Leach, William. Butterfly People. An American Encounter With the Beauty of the World. Pantheon. New York. 388 pp. 2013.
This book, beautifully illustrated, is a history of the discovery and documentation of the butterfly fauna of the United States and of the entomologists, amateur and professional, who fed the public fascination with butterflies in the 19th century – Samuel Scudder, William Henry Edwards, Herman Strecker, Augustus Grote, W. J. Holland, and many others. The author has many reflections on the importance of both Darwin and Romanticism (especially German) on the interpretation of the biology and meaning of butterflies. There is also a lot on the collectors, scientific and commercial, who travelled throughout North America and the rest of the world to satisfy the demand for specimens, often at considerable risk and always with much hardship. Butterflies and moths were much more than a scientific concern: there was a great deal of commerce in specimens, as many, if not most, young men of middle class aspirations had a Lepidoptera collection, even if few collected themselves. It is strange to think in our day of fancy cars, world travel and electronic devices, how much one’s status might have been tied up in various collections, whether, insects, stamps, shells or books.

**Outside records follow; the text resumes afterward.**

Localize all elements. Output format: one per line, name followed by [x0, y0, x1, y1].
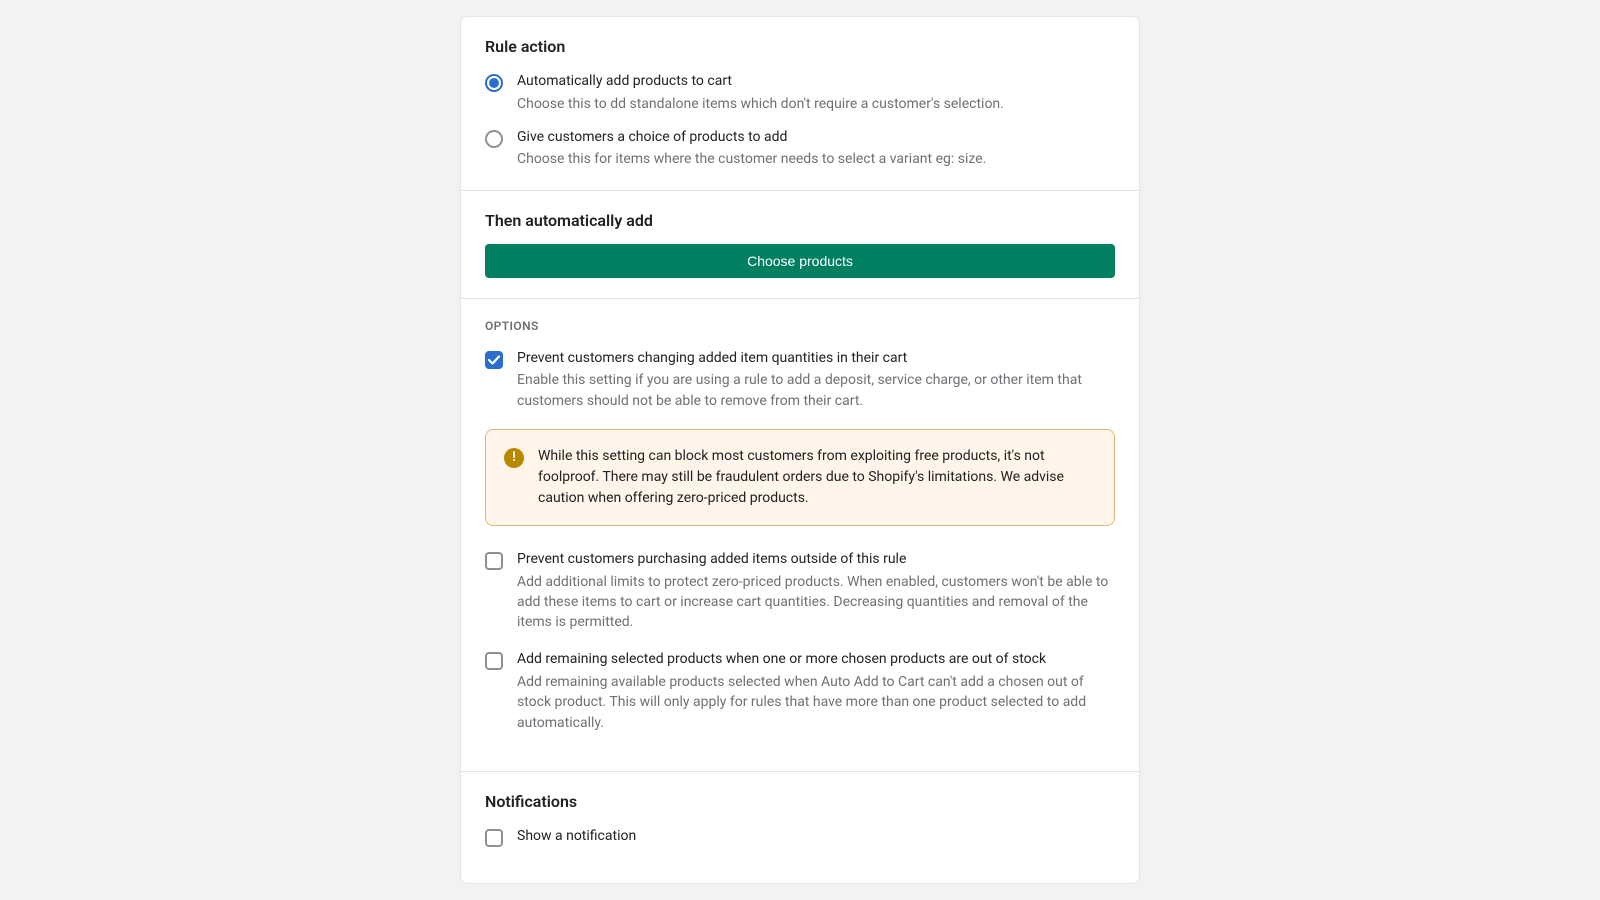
- warning-banner: ! While this setting can block most cust…: [485, 429, 1115, 526]
- checkbox-input-prevent-qty[interactable]: [485, 351, 503, 369]
- checkbox-label: Show a notification: [517, 827, 1115, 847]
- radio-input-auto-add[interactable]: [485, 74, 503, 92]
- radio-customer-choice[interactable]: Give customers a choice of products to a…: [485, 128, 1115, 170]
- notifications-section: Notifications Show a notification: [461, 771, 1139, 867]
- checkbox-prevent-outside-purchase[interactable]: Prevent customers purchasing added items…: [485, 550, 1115, 632]
- checkbox-show-notification[interactable]: Show a notification: [485, 827, 1115, 847]
- check-icon: [487, 353, 501, 367]
- then-add-section: Then automatically add Choose products: [461, 190, 1139, 298]
- options-heading: OPTIONS: [485, 319, 1115, 333]
- checkbox-input-show-notification[interactable]: [485, 829, 503, 847]
- checkbox-label: Prevent customers changing added item qu…: [517, 349, 1115, 369]
- checkbox-input-prevent-outside[interactable]: [485, 552, 503, 570]
- radio-description: Choose this for items where the customer…: [517, 149, 1115, 169]
- rule-action-title: Rule action: [485, 37, 1115, 56]
- then-add-title: Then automatically add: [485, 211, 1115, 230]
- notifications-title: Notifications: [485, 792, 1115, 811]
- checkbox-add-remaining-oos[interactable]: Add remaining selected products when one…: [485, 650, 1115, 732]
- checkbox-label: Add remaining selected products when one…: [517, 650, 1115, 670]
- warning-text: While this setting can block most custom…: [538, 446, 1096, 509]
- radio-label: Automatically add products to cart: [517, 72, 1115, 92]
- warning-icon: !: [504, 448, 524, 468]
- checkbox-prevent-qty-change[interactable]: Prevent customers changing added item qu…: [485, 349, 1115, 411]
- options-section: OPTIONS Prevent customers changing added…: [461, 298, 1139, 771]
- checkbox-label: Prevent customers purchasing added items…: [517, 550, 1115, 570]
- radio-description: Choose this to dd standalone items which…: [517, 94, 1115, 114]
- settings-card: Rule action Automatically add products t…: [460, 16, 1140, 884]
- radio-auto-add[interactable]: Automatically add products to cart Choos…: [485, 72, 1115, 114]
- rule-action-section: Rule action Automatically add products t…: [461, 17, 1139, 190]
- choose-products-button[interactable]: Choose products: [485, 244, 1115, 278]
- checkbox-description: Enable this setting if you are using a r…: [517, 370, 1115, 411]
- radio-input-customer-choice[interactable]: [485, 130, 503, 148]
- checkbox-input-add-remaining[interactable]: [485, 652, 503, 670]
- checkbox-description: Add additional limits to protect zero-pr…: [517, 572, 1115, 633]
- radio-label: Give customers a choice of products to a…: [517, 128, 1115, 148]
- checkbox-description: Add remaining available products selecte…: [517, 672, 1115, 733]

Leach mentions George Santayana’s The Sense of Beauty several times as a perspective on the 19th-century’s fascination with natural form and color. As well as commercial specimens, large format books with color plates were an important part of the butterfly business. He talks about the illustrators and the changing technology of color reproduction.
The Academy of Natural Sciences of Philadelphia was one of the repositories of collections, including the very early and important Titian Peale collection, which was to have formed the basis of a never-completed series of books by that second-generation Philadelphia artist. The American Entomological Society, founded 1859, played a role as well. The society’s book collection, still housed at the Ewell Sale Stewart Library of the Academy, includes many of the most attractive 19th-century publications.
This is a fine account of what natural history meant to Americans in the first century and a half of the nation and of the friendships and rivalries among these early naturalists.